Presently I sat up and looked about me. There was Amos, still upon his knees, as green as ever. And immediately above me stood one whom I did well to recognise as Mr. Gilbert Forsyth.
That place was dimly illumined by the white light of the newly-risen moon, turning the leaves upon the trees above us to a glistening silver.
Forsyth was wearing the remnants of a pair of trousers, the legs of which ended in a tattered fringe a little below his knees. He was naked to the waist, around which was a belt, crammed with knives and pistols.
I remembered his curled whiskers and his pomaded moustache on the morning when I had first set eyes upon him, when I lay hidden in the gorse-bush. His fair hair now had grown so long that it reached to his shoulders; and his whiskers had spread into a short, shaggy beard, which was divided somewhat in the middle like that of a Frenchman or a Sikh. I had thought of him always as a very immaculate gentleman; but here was a desperate, piratical blade who, one might easily believe, chewed glass and compelled his unhappy victims to walk the plank.

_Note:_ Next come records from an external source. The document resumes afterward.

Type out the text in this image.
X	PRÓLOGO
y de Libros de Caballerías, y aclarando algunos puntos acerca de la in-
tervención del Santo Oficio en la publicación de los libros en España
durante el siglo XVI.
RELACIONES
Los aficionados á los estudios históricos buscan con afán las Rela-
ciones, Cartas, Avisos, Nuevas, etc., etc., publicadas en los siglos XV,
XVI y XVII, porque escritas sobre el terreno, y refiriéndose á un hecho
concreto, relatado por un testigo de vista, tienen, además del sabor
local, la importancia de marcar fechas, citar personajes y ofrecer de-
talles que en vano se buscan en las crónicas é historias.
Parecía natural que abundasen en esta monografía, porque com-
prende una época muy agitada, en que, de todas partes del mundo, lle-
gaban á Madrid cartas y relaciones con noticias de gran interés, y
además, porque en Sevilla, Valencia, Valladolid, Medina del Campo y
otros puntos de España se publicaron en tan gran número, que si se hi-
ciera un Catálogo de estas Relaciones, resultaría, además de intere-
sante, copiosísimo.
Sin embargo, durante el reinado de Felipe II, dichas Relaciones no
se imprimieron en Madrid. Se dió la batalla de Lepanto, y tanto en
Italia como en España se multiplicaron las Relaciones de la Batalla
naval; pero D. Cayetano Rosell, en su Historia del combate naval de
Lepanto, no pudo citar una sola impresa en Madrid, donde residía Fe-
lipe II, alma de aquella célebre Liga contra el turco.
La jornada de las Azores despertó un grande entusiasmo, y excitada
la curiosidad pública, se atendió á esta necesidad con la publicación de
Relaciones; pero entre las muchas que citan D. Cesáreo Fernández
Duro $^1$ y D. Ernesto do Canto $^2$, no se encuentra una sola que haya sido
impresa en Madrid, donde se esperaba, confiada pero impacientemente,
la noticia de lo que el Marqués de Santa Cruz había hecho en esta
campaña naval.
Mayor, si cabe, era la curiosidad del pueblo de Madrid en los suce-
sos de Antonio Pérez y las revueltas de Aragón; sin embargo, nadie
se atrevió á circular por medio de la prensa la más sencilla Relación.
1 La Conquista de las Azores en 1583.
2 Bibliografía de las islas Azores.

He looked at me and folded his arms; and then spoke in a voice quite calm.
"And who the blazes are you?" he asked.
I was wise enough not to answer. Ghosts--so far as I knew--could never speak. And was I not a ghost?

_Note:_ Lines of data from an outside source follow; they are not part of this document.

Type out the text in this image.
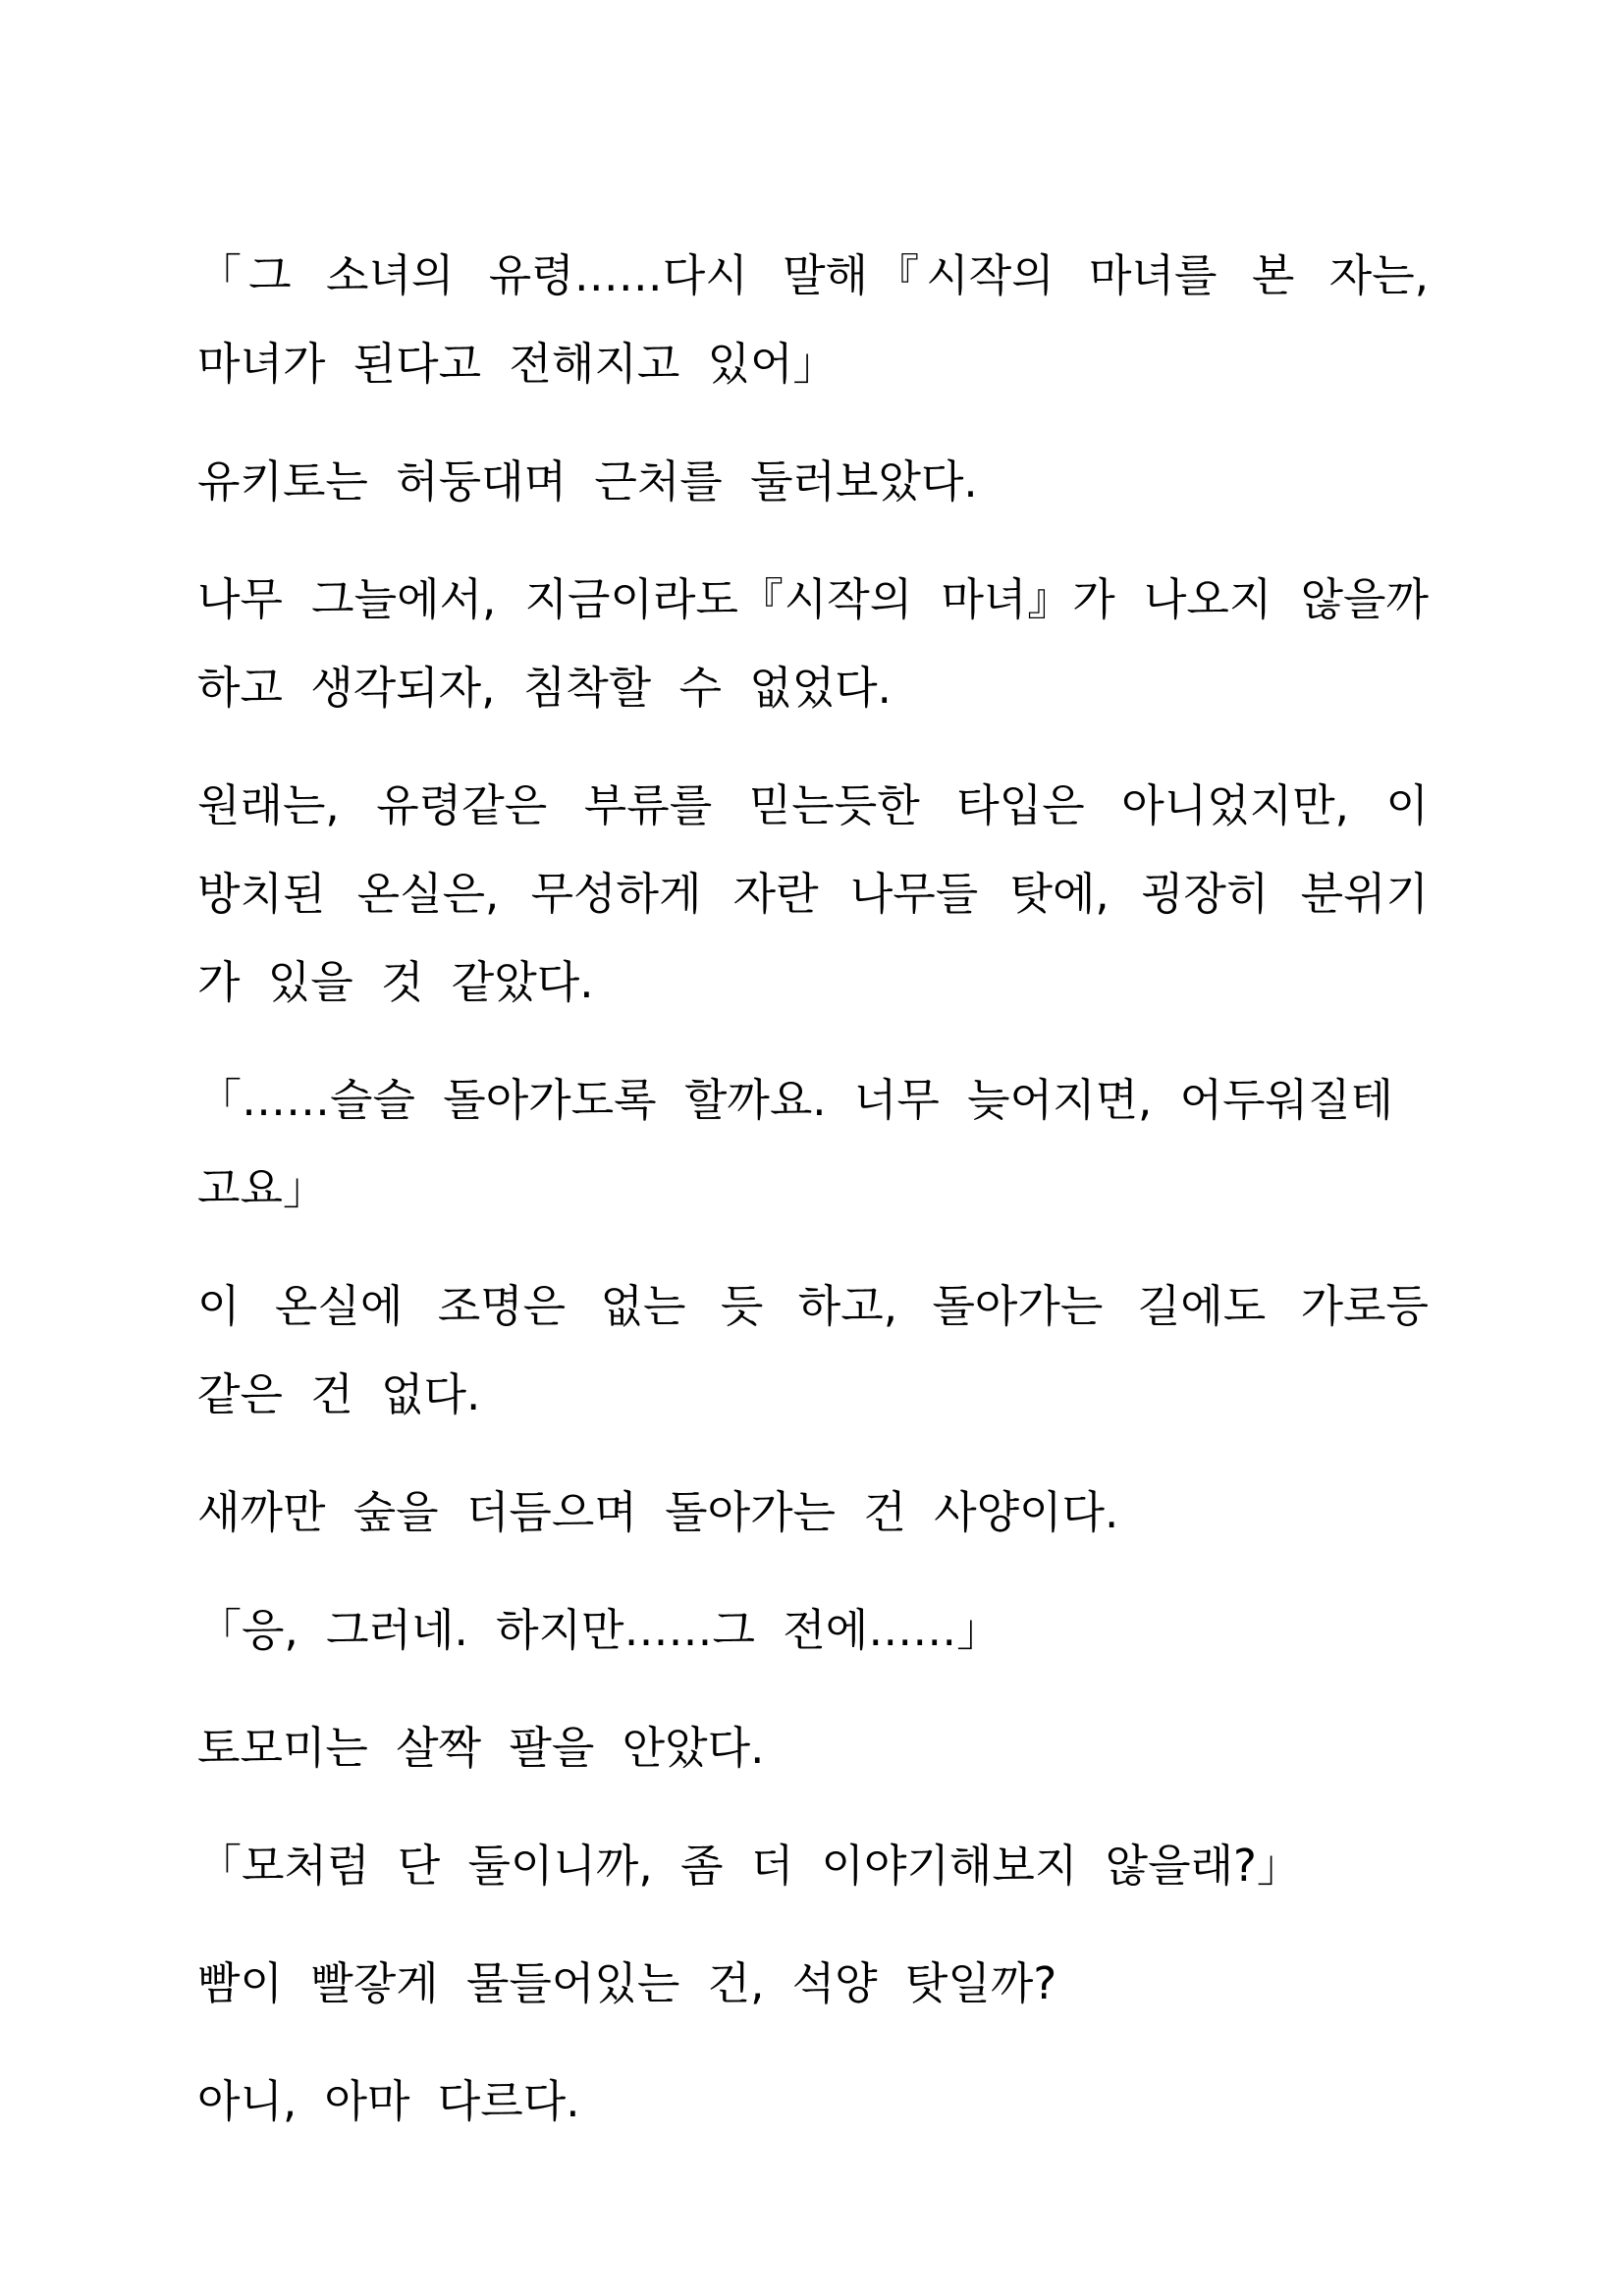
「그 소녀의 유령……다시 말해『시작의 마녀를 본 자는, 마녀가 된다고 전해지고 있어」

유키토는 허둥대며 근처를 둘러보았다.

나무 그늘에서, 지금이라도『시작의 마녀』가 나오지 않을까 하고 생각되자, 침착할 수 없었다.

원래는, 유령같은 부류를 믿는듯한 타입은 아니었지만, 이 방치된 온실은, 무성하게 자란 나무들 탓에, 굉장히 분위기가 있을 것 같았다.

「……슬슬 돌아가도록 할까요. 너무 늦어지면, 어두워질테고요」

이 온실에 조명은 없는 듯 하고, 돌아가는 길에도 가로등 같은 건 없다.

새까만 숲을 더듬으며 돌아가는 건 사양이다.

「응, 그러네. 하지만……그 전에……」

토모미는 살짝 팔을 안았다.

「모처럼 단 둘이니까, 좀 더 이야기해보지 않을래?」

빰이 빨갛게 물들어있는 건, 석양 탓일까?

아니, 아마 다르다.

If I had been a fool to go down into the Tomb, I showed at least a little wisdom in now holding my tongue. For this, however, I take no credit. I could not foresee the course that events would take. I had been surprised and mastered, and cursed myself because I had not killed Amos out of hand, when the man was in my power. Disappointed, disgusted with myself, I was stubborn as a mule. They might do what they would, they might torture me, but still I would not speak.